You declare your schema with a good TS ORM then use something like TRPC to get type inference from your schemas in your route handlers and your front end.
You get an enforced single source of truth that keeps the AI on track with a very small amount of code compared to something like Java.
This really only applies to full stack SAAS apps though.
> It also has TypeScript which pairs well with agentic coding loops
The language syntax has nothing to do with it pairing well with agentic coding loops.
Considering how close Typescript and C# are syntactically, and C#'s speed advantage over JS among many other things would make C# the main language for building Agents. It is not and that's because the early SDKs were JS and Python.
Typescript is probably generally a good LLM language because
- static types
- tons and tons of training data
Kind of tangent but I used to think static types were a must-have for LLM generated code. But the most magical and impressively awesome thing I’ve seen for LLM code generation is “calva backseat driver”, a vscode extension that lets copilot evaluate clojure expressions and generally do REPL stuff.
It can write MUCH cleaner and more capable code, using all sorts of libraries that it’s unfamiliar with, because it can mess around and try stuff just like a human would. It’s mind blowingly cool!!
> C#'s speed advantage over JS among many other things would make C# the main language
Nobody cares about this, JS is plenty fast for LLM needs. If maximum performance was necessary, you're better off using Go because of fast compiler and better performance.
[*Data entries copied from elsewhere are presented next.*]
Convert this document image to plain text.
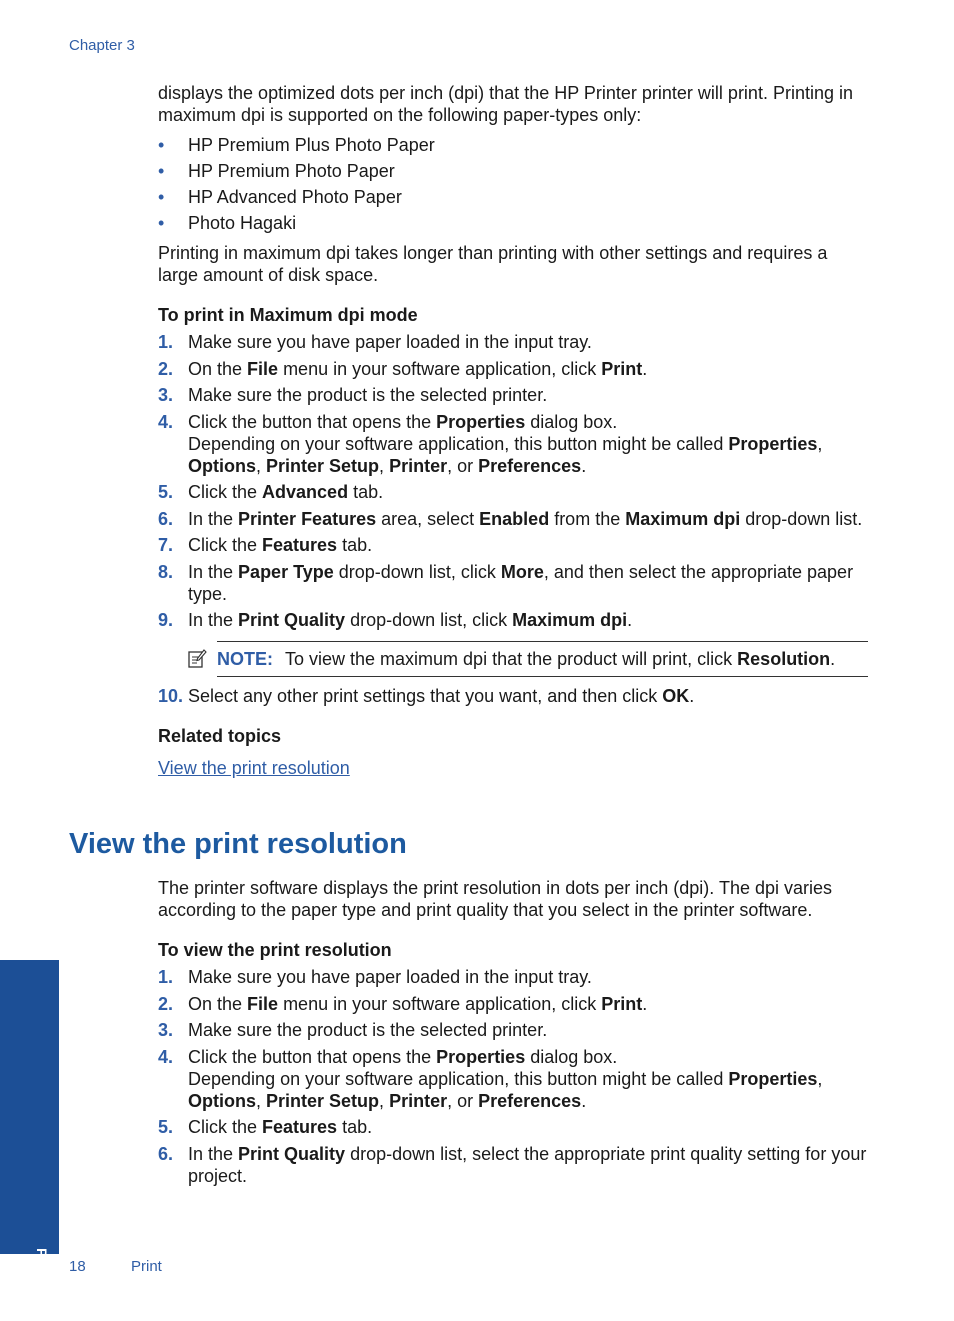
Chapter 3

displays the optimized dots per inch (dpi) that the HP Printer printer will print. Printing in maximum dpi is supported on the following paper-types only:

• HP Premium Plus Photo Paper
• HP Premium Photo Paper
• HP Advanced Photo Paper
• Photo Hagaki

Printing in maximum dpi takes longer than printing with other settings and requires a large amount of disk space.

To print in Maximum dpi mode

1. Make sure you have paper loaded in the input tray.
2. On the File menu in your software application, click Print.
3. Make sure the product is the selected printer.
4. Click the button that opens the Properties dialog box.
Depending on your software application, this button might be called Properties, Options, Printer Setup, Printer, or Preferences.
5. Click the Advanced tab.
6. In the Printer Features area, select Enabled from the Maximum dpi drop-down list.
7. Click the Features tab.
8. In the Paper Type drop-down list, click More, and then select the appropriate paper type.
9. In the Print Quality drop-down list, click Maximum dpi.
NOTE: To view the maximum dpi that the product will print, click Resolution.
10. Select any other print settings that you want, and then click OK.

Related topics

View the print resolution
View the print resolution

The printer software displays the print resolution in dots per inch (dpi). The dpi varies according to the paper type and print quality that you select in the printer software.

To view the print resolution

1. Make sure you have paper loaded in the input tray.
2. On the File menu in your software application, click Print.
3. Make sure the product is the selected printer.
4. Click the button that opens the Properties dialog box.
Depending on your software application, this button might be called Properties, Options, Printer Setup, Printer, or Preferences.
5. Click the Features tab.
6. In the Print Quality drop-down list, select the appropriate print quality setting for your project.
Print 18	Print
And that was my point. The choice of using JS/TS for LLM stuff was made for us based on initial wave of SDK availabilities. Nothing to do with language merits.
This has always been the case. The Java and C# ecosystems prioritise stability and scale. They wait for ideas to prove themselves in other languages like Erlang, Python, Go, Scala, and so on, and then adopt the successful ones. Last-mover advantage. That said, there are some caveats. Java is still missing value types, while C# has moved quickly with async/await rather than adopting models like goroutines or virtual threads, which can sometimes limit concurrency ergonomics for the developer.